“Touching Up the Old Sign” (August 29, 1921)
by William Charles (WC) Morris (1874-1848)
17 x 22 in., ink on board
Coppola Collection
WC Morris taught himself to draw at age 28. For nine years, Morris worked was a cartoonist for the Spokane Spokesman-Review in Washington. In 1913, tired of having his work censored by the paper’s managers, he moved to New York City and did freelance work for Life, Judge, Outlook, and Harper’s Weekly, before being hired by the George Matthew Adams Service, a newspaper syndicate with publications all across the country. Morris’s work was also widely reproduced in American and European magazines, including the popular satirical journal Puck. He even ventured into the new art of animated cartoons.
In 1899, Secretary of State John Hay watched China, following the devastation of the Opium Wars and growing rebellion, get its entire periphery sub-divided by the world powers: Russia, Japan, Germany, France, Italy, and Great Britain. These powers laid claim to special privileges in various parts of the country, called spheres of influence, a process that recalled the subjugation of Africa and suggested that China might be similarly partitioned. The United States, still young as a player on the world stage, was shut out of this new scramble created barriers to American trade in China.
Buoyed by the recent US victory over Spain and the possession of both Pacific and Central American assets, Hay dispatched his famous Open Door Notes to the major powers. The policy proposed that each of the powers respect the principle of equal commercial opportunity in the spheres of influence. The notes neither challenged the spheres’ existence nor demanded equal access for American investment. The Open Door policy concerned the transport and selling of American goods.
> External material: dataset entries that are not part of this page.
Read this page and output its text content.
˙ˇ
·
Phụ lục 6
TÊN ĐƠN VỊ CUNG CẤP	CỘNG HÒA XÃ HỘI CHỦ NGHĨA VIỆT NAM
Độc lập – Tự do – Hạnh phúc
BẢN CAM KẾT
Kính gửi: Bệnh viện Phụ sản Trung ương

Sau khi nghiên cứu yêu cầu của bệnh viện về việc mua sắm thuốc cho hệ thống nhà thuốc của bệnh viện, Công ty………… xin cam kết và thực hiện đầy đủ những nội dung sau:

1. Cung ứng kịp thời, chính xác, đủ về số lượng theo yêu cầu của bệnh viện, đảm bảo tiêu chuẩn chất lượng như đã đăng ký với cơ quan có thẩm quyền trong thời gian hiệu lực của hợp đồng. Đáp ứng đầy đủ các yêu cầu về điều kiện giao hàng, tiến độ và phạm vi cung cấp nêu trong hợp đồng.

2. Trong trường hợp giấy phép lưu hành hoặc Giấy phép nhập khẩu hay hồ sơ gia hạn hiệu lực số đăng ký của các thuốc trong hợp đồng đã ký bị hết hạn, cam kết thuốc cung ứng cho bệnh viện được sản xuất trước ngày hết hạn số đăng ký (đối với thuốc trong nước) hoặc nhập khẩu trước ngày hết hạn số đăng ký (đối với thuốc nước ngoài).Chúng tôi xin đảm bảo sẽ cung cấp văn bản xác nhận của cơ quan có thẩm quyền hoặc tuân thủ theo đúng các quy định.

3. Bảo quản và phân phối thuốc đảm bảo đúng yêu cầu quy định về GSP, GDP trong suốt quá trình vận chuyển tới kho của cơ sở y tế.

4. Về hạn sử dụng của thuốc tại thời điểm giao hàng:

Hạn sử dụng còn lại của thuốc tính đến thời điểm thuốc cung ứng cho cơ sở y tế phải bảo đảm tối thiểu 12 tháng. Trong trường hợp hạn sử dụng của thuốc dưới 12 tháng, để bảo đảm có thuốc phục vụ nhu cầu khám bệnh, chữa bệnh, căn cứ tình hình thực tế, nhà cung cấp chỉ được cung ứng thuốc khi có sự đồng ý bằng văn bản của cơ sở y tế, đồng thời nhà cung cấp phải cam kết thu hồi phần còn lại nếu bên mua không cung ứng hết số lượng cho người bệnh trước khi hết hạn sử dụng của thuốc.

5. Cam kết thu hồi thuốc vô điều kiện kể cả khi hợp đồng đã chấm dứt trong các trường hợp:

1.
The gist of the policy ended up shifting the US international interests from colonial expansion to economic influence.
The Open Door did not result in the commercial goldmine its creators imagined. And the lack of actual policy led to infighting among China’s occupiers and a growing resentment to all of this foreign meddling. There is a direct line between the Open Door Policy, international squabbling, and the Boxer rebellion in which a purge of foreigners in China, including by assassination, was carried out. The line continues, from the Boxer Rebellion to numerous smaller rebellions and the eventual end of the imperial age with the demise of the Qing in 1911.
Japan took the greatest advantage of the turmoil in China, while the US became the champion of its sovereign rights. Japan pressed ahead with terms that centered on its economic privileges, and China yielded with little delay. The US declared that it would not recognize any agreement that violated Chinese sovereignty or conflicted with the Open Door.
At the 1919 Versailles Conference, Wilson demanded that the Japanese relinquish control over Shandong province and affirm Chinese sovereignty. Japan refused. Wilson backed down, provoking fierce criticism in China.
Warren Harding, following Wilson, opted to deal with rivalries in China by gathering all of the great powers together to work out their differences and establish new principles of conduct in the Far East. The result, the Washington Conference of 1921–1922, was an important diplomatic victory for the United States and a major—if temporary—breath of life for the Open Door policy.
By 1921 warship construction consumed fully one-third of Japan’s budget. Fearing a naval arms race, Secretary of State Charles Hughes invited the foreign ministers of eight maritime nations to Washington to reduce tensions in the Far East. The Japanese government, content to pursue its aims peacefully, entered into all three of the resulting treaties. By far the most important treaty for the future of the Open Door policy was the Nine-Power Treaty that called for noninterference in China’s internal affairs and respect for the Open Door principle.
The treaty was the most promising assertion of the Open Door policy since Hay’s notes. The Hughes agreement bound all of the principal powers and even reflected input from a full-fledged Chinese delegation.